Friday, May 30, 2014

"we readily translate everything, and all the time"

I went looking for a maple, to go with the poem below. Thanks to the magic of the data now stored with digital photos, I saw that the one I chose, was taken on October 11, 2001 one month after the day the world changed forever. The tree and its leaves were innocent of all that.


The New Yorker magazine came today (forwarded, so a little later than many folks get it) and I checked out the poems right away and found this short one:

AGAINST HOME

Wind shuttles leaves across a parking lot,
each one a different weight, each weight
absorbed into the rustling like surfers
overwhelmed by waves. Father, my maple,
Mother, honey locust. I am nothing
but what your lives have made me.

Matt Sumpter in The New Yorker, May 26, 2014, page 39.

So I looked up Matt Sumpter and he is an MFA candidate at Ohio State, and two poems of his that are similar to this in substance and tone appear in The Drunken Boat. So he is young; does this help? Maybe just a little. I feel I almost understand this poem and admire the opening metaphor, but . . .? In the magazine, the poem is embedded into a very satisfactory 4-page essay, "Word Magic" on translation by Adam Gopnik. The paragraph I have chosen to share below is on the same page, 39.

"In a fine 2011 study of translation, "Is that a fish in your ear?" David Bellos points out that, despite the endless insistence that the real thing is always lost in translation, we readily translate everything, and all the time. "Think of a great poet, and you've almost certainly thought of a translator, too," he writes. For all the supposed incommensurability 0f languages, we guide poems from one to another every day. Even if one accepts that these are only partial victories, is there another kind?

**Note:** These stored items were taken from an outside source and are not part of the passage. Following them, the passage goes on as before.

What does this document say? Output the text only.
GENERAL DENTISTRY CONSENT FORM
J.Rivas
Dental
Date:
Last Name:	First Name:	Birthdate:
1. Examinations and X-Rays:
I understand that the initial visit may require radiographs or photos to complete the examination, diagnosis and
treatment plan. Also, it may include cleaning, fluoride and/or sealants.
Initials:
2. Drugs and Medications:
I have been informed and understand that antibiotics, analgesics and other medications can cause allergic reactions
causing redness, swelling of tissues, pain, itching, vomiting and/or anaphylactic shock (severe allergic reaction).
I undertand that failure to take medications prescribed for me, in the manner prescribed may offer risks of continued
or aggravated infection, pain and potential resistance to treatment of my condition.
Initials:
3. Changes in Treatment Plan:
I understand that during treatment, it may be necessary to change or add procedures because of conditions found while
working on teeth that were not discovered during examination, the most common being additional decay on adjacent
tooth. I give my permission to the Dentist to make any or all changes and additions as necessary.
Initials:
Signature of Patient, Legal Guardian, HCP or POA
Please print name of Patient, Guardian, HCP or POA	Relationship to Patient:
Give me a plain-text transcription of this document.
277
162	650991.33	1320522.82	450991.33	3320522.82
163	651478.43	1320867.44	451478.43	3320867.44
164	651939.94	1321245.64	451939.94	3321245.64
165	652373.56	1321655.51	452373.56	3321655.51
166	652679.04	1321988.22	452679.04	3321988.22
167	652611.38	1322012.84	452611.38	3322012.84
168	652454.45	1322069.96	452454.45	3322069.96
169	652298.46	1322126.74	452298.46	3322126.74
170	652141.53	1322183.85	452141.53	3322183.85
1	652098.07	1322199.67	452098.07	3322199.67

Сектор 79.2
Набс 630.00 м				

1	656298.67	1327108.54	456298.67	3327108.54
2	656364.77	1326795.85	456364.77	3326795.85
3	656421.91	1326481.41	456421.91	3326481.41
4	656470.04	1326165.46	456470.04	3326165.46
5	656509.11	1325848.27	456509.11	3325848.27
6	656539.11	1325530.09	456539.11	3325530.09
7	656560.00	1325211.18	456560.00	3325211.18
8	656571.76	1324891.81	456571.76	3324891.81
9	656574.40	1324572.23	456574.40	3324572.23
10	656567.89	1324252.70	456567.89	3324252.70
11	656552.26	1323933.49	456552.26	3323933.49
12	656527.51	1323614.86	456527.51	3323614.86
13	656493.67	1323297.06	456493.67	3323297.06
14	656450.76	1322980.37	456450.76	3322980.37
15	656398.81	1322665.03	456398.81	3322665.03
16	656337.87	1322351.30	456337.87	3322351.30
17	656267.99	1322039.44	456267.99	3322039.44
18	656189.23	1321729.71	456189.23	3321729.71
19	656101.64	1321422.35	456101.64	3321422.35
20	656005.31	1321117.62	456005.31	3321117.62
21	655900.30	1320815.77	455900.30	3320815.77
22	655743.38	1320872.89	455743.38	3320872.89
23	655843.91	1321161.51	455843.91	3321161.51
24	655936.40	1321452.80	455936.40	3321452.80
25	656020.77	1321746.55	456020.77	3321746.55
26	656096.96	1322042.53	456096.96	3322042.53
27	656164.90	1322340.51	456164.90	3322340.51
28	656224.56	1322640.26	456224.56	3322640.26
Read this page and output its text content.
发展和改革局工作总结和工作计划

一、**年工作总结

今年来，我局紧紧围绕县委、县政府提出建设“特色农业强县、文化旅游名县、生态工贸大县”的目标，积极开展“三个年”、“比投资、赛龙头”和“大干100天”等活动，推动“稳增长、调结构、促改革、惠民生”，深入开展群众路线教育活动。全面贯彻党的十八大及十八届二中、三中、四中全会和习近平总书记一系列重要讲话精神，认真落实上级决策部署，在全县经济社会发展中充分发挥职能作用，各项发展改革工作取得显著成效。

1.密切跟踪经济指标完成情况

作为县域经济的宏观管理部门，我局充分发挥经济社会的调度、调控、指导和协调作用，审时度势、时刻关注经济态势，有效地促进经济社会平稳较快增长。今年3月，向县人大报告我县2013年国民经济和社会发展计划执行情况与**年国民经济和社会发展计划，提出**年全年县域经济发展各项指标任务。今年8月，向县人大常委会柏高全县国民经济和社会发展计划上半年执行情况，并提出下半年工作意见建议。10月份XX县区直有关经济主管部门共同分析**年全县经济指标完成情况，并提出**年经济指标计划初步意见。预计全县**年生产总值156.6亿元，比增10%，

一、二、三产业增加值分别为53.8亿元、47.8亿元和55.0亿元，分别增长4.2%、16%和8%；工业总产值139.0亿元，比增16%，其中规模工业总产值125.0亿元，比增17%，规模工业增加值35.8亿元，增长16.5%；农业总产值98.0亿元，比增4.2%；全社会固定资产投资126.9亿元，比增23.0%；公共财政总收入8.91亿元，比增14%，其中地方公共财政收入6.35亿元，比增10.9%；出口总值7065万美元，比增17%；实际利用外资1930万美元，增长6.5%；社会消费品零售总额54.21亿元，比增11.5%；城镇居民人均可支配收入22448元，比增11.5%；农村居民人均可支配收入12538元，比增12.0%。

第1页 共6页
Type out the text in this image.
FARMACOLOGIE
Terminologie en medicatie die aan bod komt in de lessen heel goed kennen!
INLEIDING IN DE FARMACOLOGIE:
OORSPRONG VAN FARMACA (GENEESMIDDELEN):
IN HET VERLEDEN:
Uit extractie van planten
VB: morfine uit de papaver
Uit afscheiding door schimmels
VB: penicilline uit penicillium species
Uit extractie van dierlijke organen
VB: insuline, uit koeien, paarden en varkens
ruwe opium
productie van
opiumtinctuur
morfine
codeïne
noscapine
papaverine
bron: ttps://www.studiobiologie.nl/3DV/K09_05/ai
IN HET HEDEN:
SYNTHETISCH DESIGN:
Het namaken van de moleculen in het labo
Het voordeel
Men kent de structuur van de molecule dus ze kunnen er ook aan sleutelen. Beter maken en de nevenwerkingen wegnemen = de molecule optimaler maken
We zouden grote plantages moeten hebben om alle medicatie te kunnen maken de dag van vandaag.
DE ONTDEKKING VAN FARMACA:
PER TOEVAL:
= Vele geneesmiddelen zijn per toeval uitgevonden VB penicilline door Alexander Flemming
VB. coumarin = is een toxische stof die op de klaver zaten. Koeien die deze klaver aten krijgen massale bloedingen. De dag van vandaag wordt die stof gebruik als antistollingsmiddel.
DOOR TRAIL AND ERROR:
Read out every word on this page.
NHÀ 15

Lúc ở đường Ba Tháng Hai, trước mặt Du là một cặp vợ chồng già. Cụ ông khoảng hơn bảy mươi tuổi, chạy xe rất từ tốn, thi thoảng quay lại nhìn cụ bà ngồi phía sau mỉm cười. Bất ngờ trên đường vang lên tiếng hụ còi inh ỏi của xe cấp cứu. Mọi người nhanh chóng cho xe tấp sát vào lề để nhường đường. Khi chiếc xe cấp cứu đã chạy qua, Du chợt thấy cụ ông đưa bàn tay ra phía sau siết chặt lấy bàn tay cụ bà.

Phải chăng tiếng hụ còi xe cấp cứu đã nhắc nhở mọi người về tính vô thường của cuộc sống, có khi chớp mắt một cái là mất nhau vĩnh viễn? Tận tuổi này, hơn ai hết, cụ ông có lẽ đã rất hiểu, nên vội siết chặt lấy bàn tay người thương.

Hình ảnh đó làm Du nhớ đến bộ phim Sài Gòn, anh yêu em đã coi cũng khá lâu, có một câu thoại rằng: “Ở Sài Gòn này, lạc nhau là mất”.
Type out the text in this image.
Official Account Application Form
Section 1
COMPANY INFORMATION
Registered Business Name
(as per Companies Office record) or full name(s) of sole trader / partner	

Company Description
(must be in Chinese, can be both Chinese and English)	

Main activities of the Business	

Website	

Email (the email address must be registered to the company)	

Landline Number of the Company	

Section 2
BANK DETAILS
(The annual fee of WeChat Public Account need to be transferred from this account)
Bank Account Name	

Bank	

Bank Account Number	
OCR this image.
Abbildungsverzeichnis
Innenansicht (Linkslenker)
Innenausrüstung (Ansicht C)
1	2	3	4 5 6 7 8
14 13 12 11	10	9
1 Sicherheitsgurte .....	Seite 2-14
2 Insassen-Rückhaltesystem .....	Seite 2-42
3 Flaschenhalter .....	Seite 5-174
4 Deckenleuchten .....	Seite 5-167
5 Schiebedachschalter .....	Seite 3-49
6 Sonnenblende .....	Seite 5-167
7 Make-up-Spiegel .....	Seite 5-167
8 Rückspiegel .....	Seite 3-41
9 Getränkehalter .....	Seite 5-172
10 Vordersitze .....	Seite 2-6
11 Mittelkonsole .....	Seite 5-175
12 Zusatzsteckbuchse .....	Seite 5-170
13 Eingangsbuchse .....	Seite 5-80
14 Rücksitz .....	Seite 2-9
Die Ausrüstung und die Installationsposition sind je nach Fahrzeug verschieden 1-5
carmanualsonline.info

Perhaps the truth is that poetry isn't as exclusively "poetic" as we often like to pretend, just as the "poetic" part of philosophy is bigger than philosophers sometimes want to think. (When we read Hume, the patient humor is inseparable from the moral point, that skepticism has no need to be hysterical.) Poetry contains as much wisdom as it does word magic: Szymborska in English may be nothing like Szymborska in Polish, but we read her for the good counsel as much as for the choices among words."

Do you have any experience in translating? I am pretty much monolingual with vocabularies. What do you think about the utility of translation? Of translation of poetry? Many of the poems I share on this blog have been translated, and my mental life would be much diminished without them.